Benchmark Performance
Average Performance Across Benchmarks
The performance measured across different benchmarks is promising.
- On most of the benchmarks like ScreenSpot, Mind2Web, AITW and Windows Agent Arena OmniParser + GPT-4V achieves better performance compared to GPT-4V agent that uses extra information extracted from HTML
OmniParser with Other vision language models
- Above is the chart for the result of different models with OmniParser and its performance relative to other plugins for vision parsing
Use Cases
As OmniParser is capable of identifying screen regions with actionable items it opens up possibilities for accurate and fast automation with different use cases.
Automatic Test Case extractions
OmniParser can be used to extract test cases from UI screenshots and generate test scripts for automation testing.
Automate UI flows for repetitive tasks faster
OmniParser can be used to automate repetitive tasks by identifying the regions in the UI and generating the scripts to automate the tasks.

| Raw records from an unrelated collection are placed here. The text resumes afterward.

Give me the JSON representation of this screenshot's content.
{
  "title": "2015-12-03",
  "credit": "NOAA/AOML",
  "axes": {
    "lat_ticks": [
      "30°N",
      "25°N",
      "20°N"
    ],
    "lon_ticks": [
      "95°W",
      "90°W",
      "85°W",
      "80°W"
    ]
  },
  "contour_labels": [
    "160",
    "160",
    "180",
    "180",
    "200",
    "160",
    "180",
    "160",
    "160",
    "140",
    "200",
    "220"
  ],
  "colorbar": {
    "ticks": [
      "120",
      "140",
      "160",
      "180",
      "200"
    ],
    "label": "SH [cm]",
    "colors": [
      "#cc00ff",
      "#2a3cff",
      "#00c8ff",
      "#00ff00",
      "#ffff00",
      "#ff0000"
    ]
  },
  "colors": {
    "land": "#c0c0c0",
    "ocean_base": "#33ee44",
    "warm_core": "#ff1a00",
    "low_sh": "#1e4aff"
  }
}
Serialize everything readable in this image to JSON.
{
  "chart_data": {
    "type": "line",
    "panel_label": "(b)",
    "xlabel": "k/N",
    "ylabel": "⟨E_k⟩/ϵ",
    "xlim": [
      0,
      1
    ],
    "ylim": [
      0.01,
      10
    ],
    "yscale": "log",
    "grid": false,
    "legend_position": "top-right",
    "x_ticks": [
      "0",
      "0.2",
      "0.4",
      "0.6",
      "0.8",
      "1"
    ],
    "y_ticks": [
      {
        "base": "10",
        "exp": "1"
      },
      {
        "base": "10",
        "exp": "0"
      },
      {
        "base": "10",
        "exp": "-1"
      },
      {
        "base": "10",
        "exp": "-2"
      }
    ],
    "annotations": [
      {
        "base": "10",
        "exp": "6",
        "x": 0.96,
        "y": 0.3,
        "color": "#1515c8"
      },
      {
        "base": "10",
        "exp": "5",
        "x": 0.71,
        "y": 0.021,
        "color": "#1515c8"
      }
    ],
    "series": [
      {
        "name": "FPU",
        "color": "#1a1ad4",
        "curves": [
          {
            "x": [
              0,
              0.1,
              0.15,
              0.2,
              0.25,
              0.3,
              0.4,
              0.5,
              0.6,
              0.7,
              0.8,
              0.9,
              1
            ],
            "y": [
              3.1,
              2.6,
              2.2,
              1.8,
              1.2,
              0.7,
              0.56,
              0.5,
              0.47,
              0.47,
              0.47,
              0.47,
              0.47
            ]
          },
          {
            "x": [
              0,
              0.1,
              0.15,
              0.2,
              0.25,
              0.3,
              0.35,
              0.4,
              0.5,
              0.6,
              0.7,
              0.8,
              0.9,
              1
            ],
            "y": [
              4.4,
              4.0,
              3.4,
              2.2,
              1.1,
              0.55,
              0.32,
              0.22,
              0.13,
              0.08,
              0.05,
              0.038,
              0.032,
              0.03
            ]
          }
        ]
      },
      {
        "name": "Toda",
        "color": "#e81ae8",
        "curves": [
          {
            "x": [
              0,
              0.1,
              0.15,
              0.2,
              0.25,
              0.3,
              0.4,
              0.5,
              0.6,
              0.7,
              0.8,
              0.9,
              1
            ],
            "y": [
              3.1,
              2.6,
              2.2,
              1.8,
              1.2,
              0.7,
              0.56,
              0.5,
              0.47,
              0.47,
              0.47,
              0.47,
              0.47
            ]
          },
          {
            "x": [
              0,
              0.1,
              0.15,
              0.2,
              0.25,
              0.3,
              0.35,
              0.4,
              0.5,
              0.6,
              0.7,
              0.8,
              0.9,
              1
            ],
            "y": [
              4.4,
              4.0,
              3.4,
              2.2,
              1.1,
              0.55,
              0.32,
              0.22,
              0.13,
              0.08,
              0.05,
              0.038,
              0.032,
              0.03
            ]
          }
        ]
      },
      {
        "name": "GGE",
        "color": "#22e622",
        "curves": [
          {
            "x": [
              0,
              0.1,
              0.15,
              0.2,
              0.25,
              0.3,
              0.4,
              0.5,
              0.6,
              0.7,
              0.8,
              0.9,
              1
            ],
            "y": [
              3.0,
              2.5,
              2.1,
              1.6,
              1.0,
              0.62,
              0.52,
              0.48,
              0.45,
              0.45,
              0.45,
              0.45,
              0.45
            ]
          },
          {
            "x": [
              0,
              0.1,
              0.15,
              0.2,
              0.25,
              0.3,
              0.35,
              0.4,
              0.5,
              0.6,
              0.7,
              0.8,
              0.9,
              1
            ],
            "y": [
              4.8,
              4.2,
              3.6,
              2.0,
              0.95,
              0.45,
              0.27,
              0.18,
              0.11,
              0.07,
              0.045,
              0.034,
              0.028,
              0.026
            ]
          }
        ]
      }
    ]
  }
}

Identify optimal user flows for navigation
OmniParser can be used to identify the optimal user flows for navigation in the UI and suggest improvements. Along with that, it can also be used to identify the regions where the user spends more time and suggest improvements.
Conclusion
OmniParser is a compact screen parsing module that can convert UI screenshots into structured elements. It can be used with a variety of models to create agents capable of taking action on UIs. When used with GPT-4V, it significantly improves the agent’s capability to generate precisely grounded actions for interface regions. The performance measured across different benchmarks is promising. On most of the benchmarks like ScreenSpot, Mind2Web, AITW and Windows Agent Arena OmniParser + GPT-4V achieves better performance compared to GPT-4V agent that uses extra information extracted from HTML. OmniParser can be used in various use cases like automatic test case extractions, automating UI flows for repetitive tasks faster and identifying optimal user flows for navigation. It opens up possibilities for accurate and fast automation with different use cases.